Fundação Araucária

18/10/2017

Primeira edição do Programa Tecnova - PR é finalizada com 18 patentes

A primeira edição do Programa Tecnova – PR encerrou suas atividades nesta quarta-feira (18), no Campus da Indústria – FIEP. Autoridades federais, estaduais,  parceiros envolvidos e  empresários participaram da solenidade de abertura. Durante toda a tarde, as pessoas puderam conhecer os produtos de algumas empresas que participaram e receberam recursos do programa.

“A inovação pode ser definida como toda e qualquer ação ou iniciativa que traga benefícios à população como um todo. Os países que possuem a sensibilidade de investir na ciência, tecnologia e inovação conseguem reverter todo o investimento em melhorias para os setores da saúde, moradia, transporte e educação. É por esse motivo que temos orgulho em apoiar programas com esses mesmos objetivos, como o Tecnova”, destacou o presidente da Fundação Araucária, Paulo Brofman.

O Tecnova – PR contou com o recurso total de R$ 22,5 milhões, sendo R$ 15 milhões providos pela FINEP (Financiadora de Estudos e Projetos) e R$ 7,5 milhões pelo Governo do Estado do Paraná por meio da Unidade Gestora do Fundo Paraná (UGF) vinculada à Secretaria da Ciência, Tecnologia e Ensino Superior (SETI).

“Estamos fazendo todos os contatos necessários para que a segunda edição do programa Tecnova seja viabilizada. O Conselho Estadual de Ciência e Tecnologia já disponibilizou o recurso para a continuidade desta iniciativa, estamos no aguardo do aporte do governo federal e estamos confiantes que conseguiremos. O Paraná é destaque no investimento em ciência, tecnologia, inovação e no ensino superior, por isso precisamos incentivar cada vez a criação e manutenção de programas como o Tecnova”, informou o secretário da Ciência, Tecnologia e Ensino Superior, João Carlos Gomes.

O Tecnova, tem como objetivo primordial, o da aproximação do governo e da academia junto ao setor produtivo, fazendo com que o negócio paranaense seja alavancado e a competitividade  estimulada. Todas estas iniciativas geram reflexos positivos na economia estadual e na sociedade paranaense, ampliando a presença e projetando o Estado no contexto nacional e internacional.

“Para a Finep é uma alegria chegar a um estado e identificar uma taxa de acerto mundialmente reconhecida.  Parabenizo ao governo do Estado do Paraná e a todos envolvidos neste programa e reintegro minha posição e consequentemente da Finep de que queremos muito que o programa tenha continuidade, pois além da inovação ser criada a partir de um risco ela só tem efetividade a partir de sua continuidade”, disse o diretor do departamento de programas descentralizados da Finep, Marcelo Nicolas Camargo.

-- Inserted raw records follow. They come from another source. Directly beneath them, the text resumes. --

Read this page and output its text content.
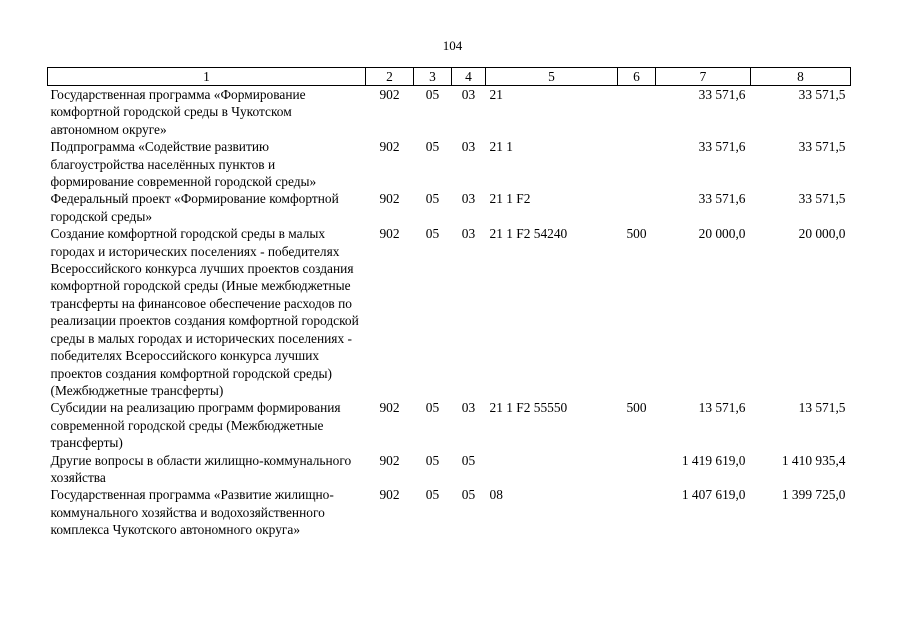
104
1	2	3	4	5	6	7	8
Государственная программа «Формирование комфортной городской среды в Чукотском автономном округе»	902	05	03	21		33 571,6	33 571,5
Подпрограмма «Содействие развитию благоустройства населённых пунктов и формирование современной городской среды»	902	05	03	21 1		33 571,6	33 571,5
Федеральный проект «Формирование комфортной городской среды»	902	05	03	21 1 F2		33 571,6	33 571,5
Создание комфортной городской среды в малых городах и исторических поселениях - победителях Всероссийского конкурса лучших проектов создания комфортной городской среды (Иные межбюджетные трансферты на финансовое обеспечение расходов по реализации проектов создания комфортной городской среды в малых городах и исторических поселениях - победителях Всероссийского конкурса лучших проектов создания комфортной городской среды) (Межбюджетные трансферты)	902	05	03	21 1 F2 54240	500	20 000,0	20 000,0
Субсидии на реализацию программ формирования современной городской среды (Межбюджетные трансферты)	902	05	03	21 1 F2 55550	500	13 571,6	13 571,5
Другие вопросы в области жилищно-коммунального хозяйства	902	05	05			1 419 619,0	1 410 935,4
Государственная программа «Развитие жилищно-коммунального хозяйства и водохозяйственного комплекса Чукотского автономного округа»	902	05	05	08		1 407 619,0	1 399 725,0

Nos últimos 20 anos, a ciência e a inovação cresceram rapidamente. O Brasil construiu uma forte comunidade científica e uma base empresarial dinâmica. Expandiu e fortaleceu a pós-graduação, criou uma base de infraestrutura, gerou conhecimento de relevo internacional, desconcentrou suas atividades. Com isso, para o Governo do Estado ,tornou-se fundamental apoiar programas como o Tecnova, pois promovem a implantação e evolução da inovação do estado do Paraná.

Esta ação teve como público-alvo as micro e pequenas empresas, caracterizadas como de base tecnológica, tendo um faturamento de até R$ 3,6 milhões em 2012 e com pelo menos seis meses de existência, antes do lançamento da Chamada Pública realizado em outubro de 2013. O valor destinado à subvenção econômica dos projetos variou de R$ 180 a R$ 600 mil reais. Cada empresa pôde submeter um projeto de inovação tecnológica relacionado a um dos temas prioritários previamente definidos pela FINEP e pelas diretrizes do Conselho de Ciência e Tecnologia do Paraná (CCT), mediante a contrapartida mínima financeira das empresas variando entre 5% e 10% do valor do projeto.

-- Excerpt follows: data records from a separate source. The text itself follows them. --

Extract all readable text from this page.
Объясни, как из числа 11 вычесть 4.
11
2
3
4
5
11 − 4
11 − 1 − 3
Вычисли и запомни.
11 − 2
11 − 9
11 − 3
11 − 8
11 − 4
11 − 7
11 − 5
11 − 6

“O programa constitui uma oportunidade de identificar novas ideias e estimular novos talentos (muitas vezes anônimos) presentes no âmbito das micro e pequenas empresas de base tecnológica. O Paraná foi o Estado que mais recebeu submissões de projetos quando o edital foi aberto – mais de 200 - fato que demonstra o perfil e a capacidade inovadora regional. Das 60 empresas que finalizaram seus projetos, 18 já possuem patentes”, ressaltou o coordenador da Agência Tecnova – PR, Osmar Muzilli.

Na solenidade de abertura, dois empresários apresentaram cases de sucesso: a F123 Consulting, que desenvolveu um software de gestão de relacionamento com clientes para operadores com deficiência visual e a Tecverde Engenharia que elaborou um sistema construtivo Wood Frame (contra incêndios) para residências familiares de até cinco pavimentos.

A F123 Consulting  criou o software F123 Access CRM, que expande a funcionalidade do complemento de navegador web F123 Access para melhorar a acessibilidade do sistema de relacionamento com clientes SuiteCRM. O empresário, empreendedor, ou colaborador cego, pode usar a versão padrão do SuiteCRM já que correções de problemas de acessibilidade são feitos pelo F123 na cópia do código armazenada em seu navegador Mozilla Firefox ou Google Chrome.

Em outras palavras, o F123 Access CRM permite que o usuário com deficiência visual use o CRM sem a necessidade de esperar que os desenvolvedores do sistema arrumem os diversos problemas de acessibilidade da interface do software. Além de melhorar a acessibilidade do SuiteCRM, o F123 Access também permite melhorar a acessibilidade de uma enorme variedade de páginas web, de forma automática, em muitos casos.

“Temos seis milhões de pessoas que possuem baixa visão e 500 mil cegos no Brasil, sendo que nove em cada 10 não têm acesso à educação, todo este panorama fez com que tivéssemos esta ideia que beneficie estas pessoas que acabam não podendo utilizar da tecnologia de forma apropriada. Partimos do princípio de que para grande parte da população, a tecnologia facilita, mas para os deficientes visuais, ela possibilita acessos”, destacou o proprietário da empresa, Fernando Botelho que também é deficiente visual.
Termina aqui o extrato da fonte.